LePage's budget fix illegal, attorney general says

AUGUSTA (AP) — Gov. Paul LePage called on lawmakers Thursday to sign off on a 60-day spending fix to buy time to negotiate a new budget that doesn't raise taxes, but state Attorney General Janet Mills called into question the legality of a temporary budget.

Mills said in a letter to lawmakers that Maine's constitution requires a balanced budget and that continuing the current budget would result in an unbalanced spending plan.

She said Maine law requires a two-year budget and even if it didn't, passing a temporary emergency budget would "throw the state into financial uncertainty and would face significant opposition from bondholders, school, hospitals" and others.
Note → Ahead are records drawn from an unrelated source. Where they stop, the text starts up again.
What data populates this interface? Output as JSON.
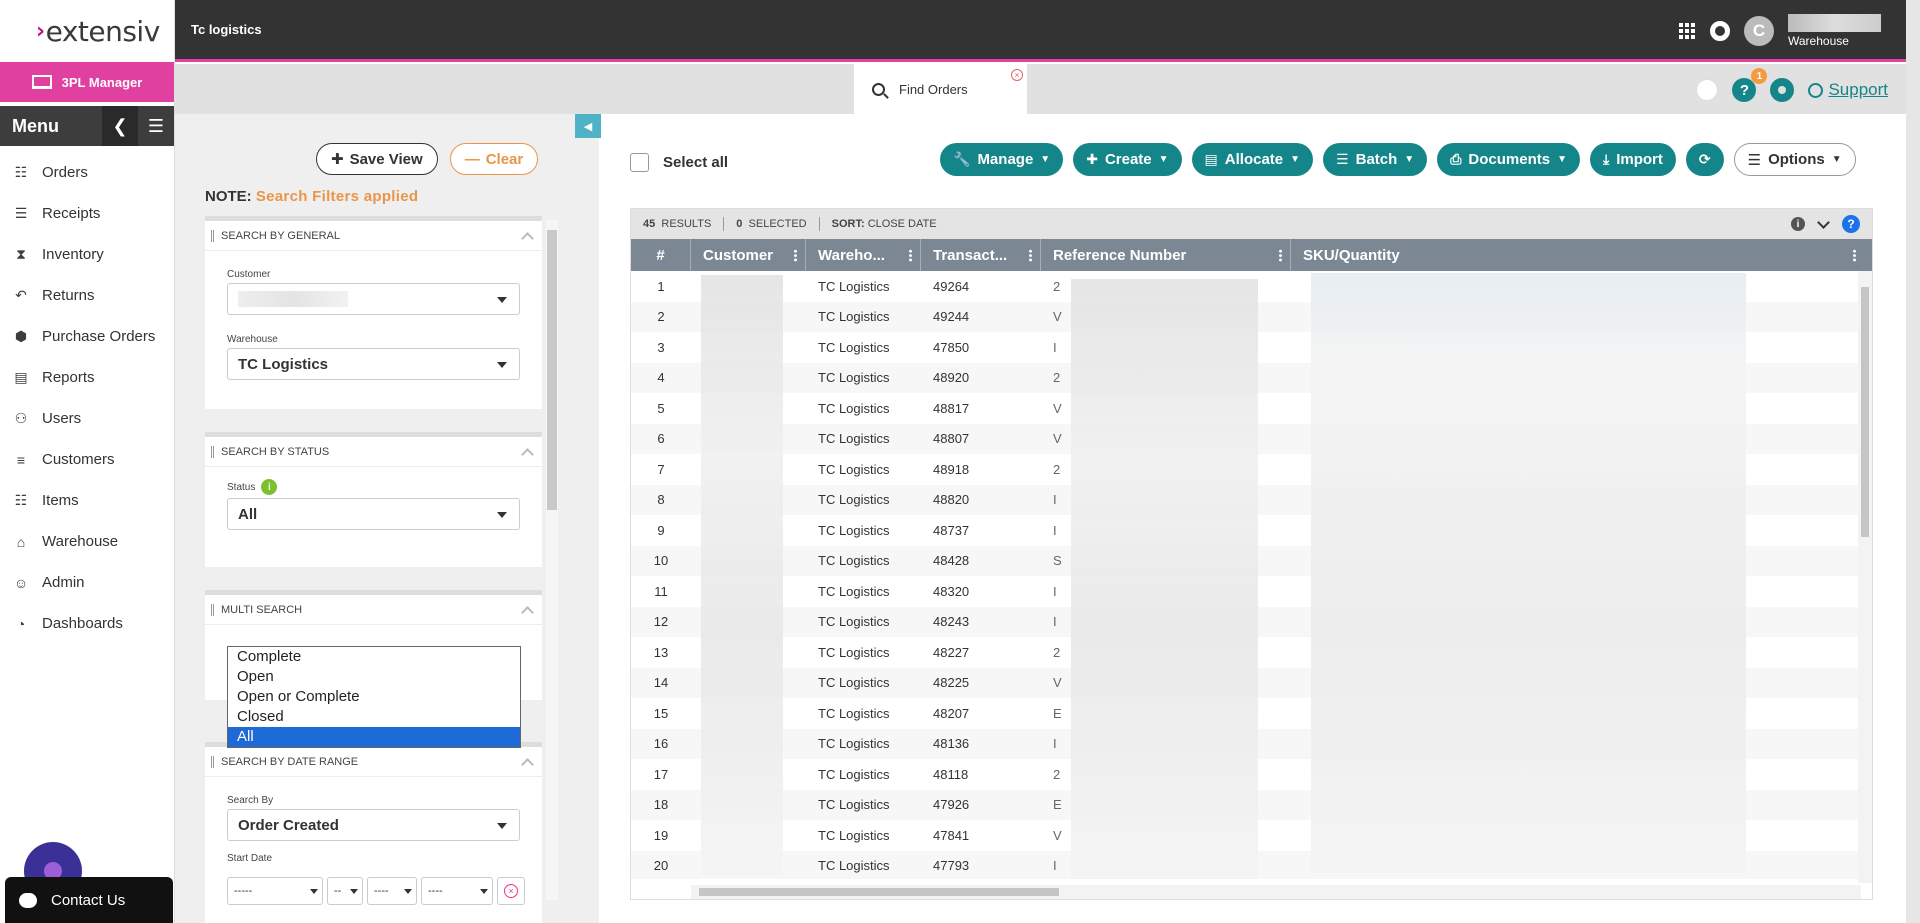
{
  "brand": {
    "logo_text": "extensiv",
    "logo_mark": "›",
    "product": "3PL Manager"
  },
  "topbar": {
    "app_title": "Tc logistics",
    "avatar_letter": "C",
    "user_role": "Warehouse"
  },
  "menu": {
    "title": "Menu",
    "items": [
      {
        "label": "Orders",
        "icon": "sitemap-icon"
      },
      {
        "label": "Receipts",
        "icon": "receipt-icon"
      },
      {
        "label": "Inventory",
        "icon": "hourglass-icon"
      },
      {
        "label": "Returns",
        "icon": "reply-icon"
      },
      {
        "label": "Purchase Orders",
        "icon": "hexagon-icon"
      },
      {
        "label": "Reports",
        "icon": "report-icon"
      },
      {
        "label": "Users",
        "icon": "users-icon"
      },
      {
        "label": "Customers",
        "icon": "handshake-icon"
      },
      {
        "label": "Items",
        "icon": "grid-list-icon"
      },
      {
        "label": "Warehouse",
        "icon": "home-icon"
      },
      {
        "label": "Admin",
        "icon": "user-icon"
      },
      {
        "label": "Dashboards",
        "icon": "gauge-icon"
      }
    ]
  },
  "contact": {
    "label": "Contact Us"
  },
  "tabs": {
    "find_orders": "Find Orders",
    "support": "Support",
    "notification_count": "1"
  },
  "filters": {
    "save_view": "Save View",
    "clear": "Clear",
    "note_label": "NOTE:",
    "note_text": "Search Filters applied",
    "general": {
      "title": "SEARCH BY GENERAL",
      "customer_label": "Customer",
      "warehouse_label": "Warehouse",
      "warehouse_value": "TC Logistics"
    },
    "status": {
      "title": "SEARCH BY STATUS",
      "status_label": "Status",
      "status_value": "All"
    },
    "multi": {
      "title": "MULTI SEARCH"
    },
    "status_options": [
      "Complete",
      "Open",
      "Open or Complete",
      "Closed",
      "All"
    ],
    "status_selected_index": 4,
    "date": {
      "title": "SEARCH BY DATE RANGE",
      "search_by_label": "Search By",
      "search_by_value": "Order Created",
      "start_date_label": "Start Date",
      "month": "-----",
      "day": "--",
      "year": "----",
      "time": "----"
    }
  },
  "toolbar": {
    "select_all": "Select all",
    "manage": "Manage",
    "create": "Create",
    "allocate": "Allocate",
    "batch": "Batch",
    "documents": "Documents",
    "import": "Import",
    "options": "Options"
  },
  "grid": {
    "results_count": "45",
    "results_label": "RESULTS",
    "selected_count": "0",
    "selected_label": "SELECTED",
    "sort_label": "SORT:",
    "sort_value": "CLOSE DATE",
    "columns": [
      "#",
      "Customer",
      "Wareho...",
      "Transact...",
      "Reference Number",
      "SKU/Quantity"
    ],
    "rows": [
      {
        "n": "1",
        "warehouse": "TC Logistics",
        "transaction": "49264",
        "ref": "2"
      },
      {
        "n": "2",
        "warehouse": "TC Logistics",
        "transaction": "49244",
        "ref": "V"
      },
      {
        "n": "3",
        "warehouse": "TC Logistics",
        "transaction": "47850",
        "ref": "I"
      },
      {
        "n": "4",
        "warehouse": "TC Logistics",
        "transaction": "48920",
        "ref": "2"
      },
      {
        "n": "5",
        "warehouse": "TC Logistics",
        "transaction": "48817",
        "ref": "V"
      },
      {
        "n": "6",
        "warehouse": "TC Logistics",
        "transaction": "48807",
        "ref": "V"
      },
      {
        "n": "7",
        "warehouse": "TC Logistics",
        "transaction": "48918",
        "ref": "2"
      },
      {
        "n": "8",
        "warehouse": "TC Logistics",
        "transaction": "48820",
        "ref": "I"
      },
      {
        "n": "9",
        "warehouse": "TC Logistics",
        "transaction": "48737",
        "ref": "I"
      },
      {
        "n": "10",
        "warehouse": "TC Logistics",
        "transaction": "48428",
        "ref": "S"
      },
      {
        "n": "11",
        "warehouse": "TC Logistics",
        "transaction": "48320",
        "ref": "I"
      },
      {
        "n": "12",
        "warehouse": "TC Logistics",
        "transaction": "48243",
        "ref": "I"
      },
      {
        "n": "13",
        "warehouse": "TC Logistics",
        "transaction": "48227",
        "ref": "2"
      },
      {
        "n": "14",
        "warehouse": "TC Logistics",
        "transaction": "48225",
        "ref": "V"
      },
      {
        "n": "15",
        "warehouse": "TC Logistics",
        "transaction": "48207",
        "ref": "E"
      },
      {
        "n": "16",
        "warehouse": "TC Logistics",
        "transaction": "48136",
        "ref": "I"
      },
      {
        "n": "17",
        "warehouse": "TC Logistics",
        "transaction": "48118",
        "ref": "2"
      },
      {
        "n": "18",
        "warehouse": "TC Logistics",
        "transaction": "47926",
        "ref": "E"
      },
      {
        "n": "19",
        "warehouse": "TC Logistics",
        "transaction": "47841",
        "ref": "V"
      },
      {
        "n": "20",
        "warehouse": "TC Logistics",
        "transaction": "47793",
        "ref": "I"
      }
    ]
  },
  "colors": {
    "teal": "#14868a",
    "pink": "#e040a0",
    "orange": "#e9964b",
    "header_gray": "#7b8893"
  }
}
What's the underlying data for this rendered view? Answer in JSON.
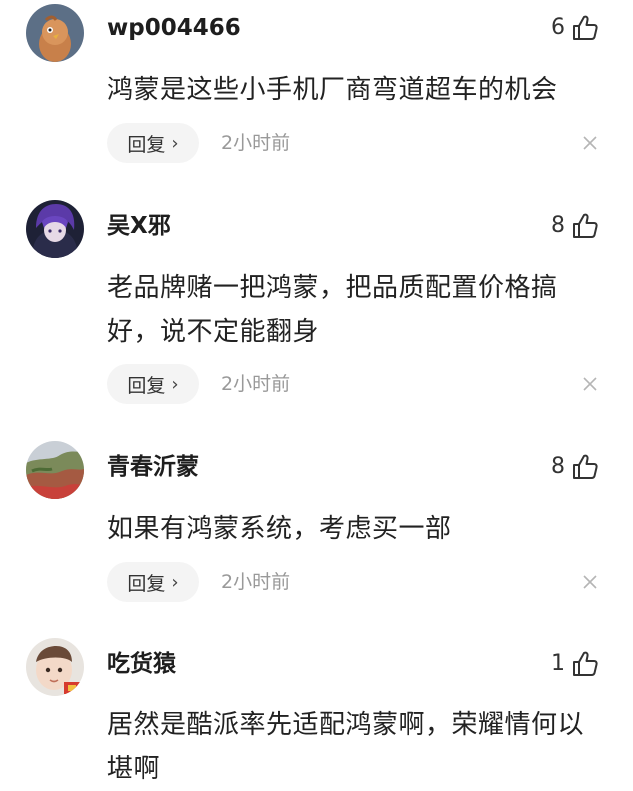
{
  "comments": [
    {
      "username": "wp004466",
      "likes": "6",
      "text": "鸿蒙是这些小手机厂商弯道超车的机会",
      "reply_label": "回复",
      "time": "2小时前"
    },
    {
      "username": "吴X邪",
      "likes": "8",
      "text": "老品牌赌一把鸿蒙，把品质配置价格搞好，说不定能翻身",
      "reply_label": "回复",
      "time": "2小时前"
    },
    {
      "username": "青春沂蒙",
      "likes": "8",
      "text": "如果有鸿蒙系统，考虑买一部",
      "reply_label": "回复",
      "time": "2小时前"
    },
    {
      "username": "吃货猿",
      "likes": "1",
      "text": "居然是酷派率先适配鸿蒙啊，荣耀情何以堪啊",
      "reply_label": "",
      "time": ""
    }
  ],
  "icons": {
    "like": "thumbs-up-icon",
    "close": "close-icon",
    "chevron": "chevron-right-icon"
  },
  "colors": {
    "text": "#222222",
    "meta": "#999999",
    "reply_bg": "#f4f4f4"
  }
}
She predicted a temporary budget would spark lawsuits.

Lawmakers finished nearly all of their work for the session early Thursday morning, passing a slew of bills and sending them to the governor's desk. They already were prepared to reconvene next week to respond to LePage's anticipated veto to their budget bill before the governor called Thursday for a temporary fix.

LePage's administration said state law allows a short-term emergency measure, if passed by the Legislature and signed by the governor.

"The Maine Constitution requires the State to not spend more than the amount of revenue it takes in — a short-term budget is constitutional," LePage spokeswoman Adrienne Bennett said in an email. "A short-term budget would authorize spending only for the expenses necessary to operate State government for a limited period of time, avoiding a shutdown."

At a rally earlier at the State House Hall of Flags, LePage announced to cheers that he would veto the two-year budget passed by the Legislature and called upon lawmakers to pass a 60-day continuing resolution to buy time to negotiate a new budget.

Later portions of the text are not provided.